Excellent I need to do some more research into this distillation process and setup but this might be the way!


----------



## orvi (Jan 29, 2022)

butcher said:


> I would distill off the nitric acid from the phosphoric acid, bubbling the gas through some water with a little 3% H2O2, keeping the volume of the cold water in the tall receiver down as low as possible.
> Crushed ice in a tall receiver with the hose gassing small bubbles to give the gas bubbles more time to saturate into the solution to acidify the nitric acidic water,.
> With the goal not to dilute the product too much further, where it would be about right for dissolving silver, then can concentrate the dilute nitric to 68% azeotropic solution with the evaporation of the excess H2O from the acid if needed for aqua regia...


Why not just simply distill the nitric from the phosphoric acid ? I assume that after first distillation, you can add some water to the phosphoric acid residue and redistill to squeeze the last bit of nitric acid out ? 

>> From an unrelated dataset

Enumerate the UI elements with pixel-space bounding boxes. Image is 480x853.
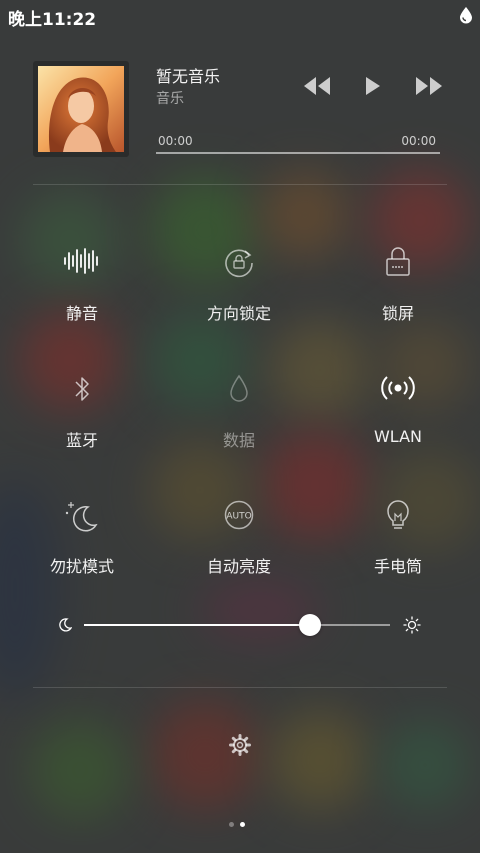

Intended gas bubbler... Is meant to scrub the NO2 formed from decomposition of nitric ?
Just clarifying it in my head


----------



## butcher (Jan 30, 2022)

You could with fraction distillation although you would lose the nitric oxide invisible part of the insoluble NOx gas

NOx gases from distilling. bubbling through the cold oxygenated water.
Nitrogen dioxide gas dissolves in water, making nitric acid and insoluble nitric oxide gas.
3NO2 + H2O --> 2HNO3 + NO
or the nitrogen dioxide gas dissolves in water to form nitric and nitrous acids.
2NO2 + H2O --> HNO3 + HNO2
Nitric oxide (part of NOX gases) was produced originally through the distillation of the original reaction or in the reactions above.
Nitric oxide which is insoluble in water, the oxygenated water (hydrogen peroxide) can convert it to nitrogen dioxide gas which is then soluble in that water as shown in the above reaction
NO + O2 --> NO2
2NO2 + H2O --> HNO2 + HNO3


----------



## orvi (Feb 9, 2022)

Yeah, I see the point. Completely makes sense 
It would be nice to have some pressure adsorption column/bubbler, connected to pump for concentrated oxygen from oxygen concentrator. Difficult to assemble with low budget.
I did produced some nitric in my early days of refining from Cu/ammonium nitrate/HCl, bubbling to water or 30% H2O2. Difference between H2O and H2O2 was clearly obvious


----------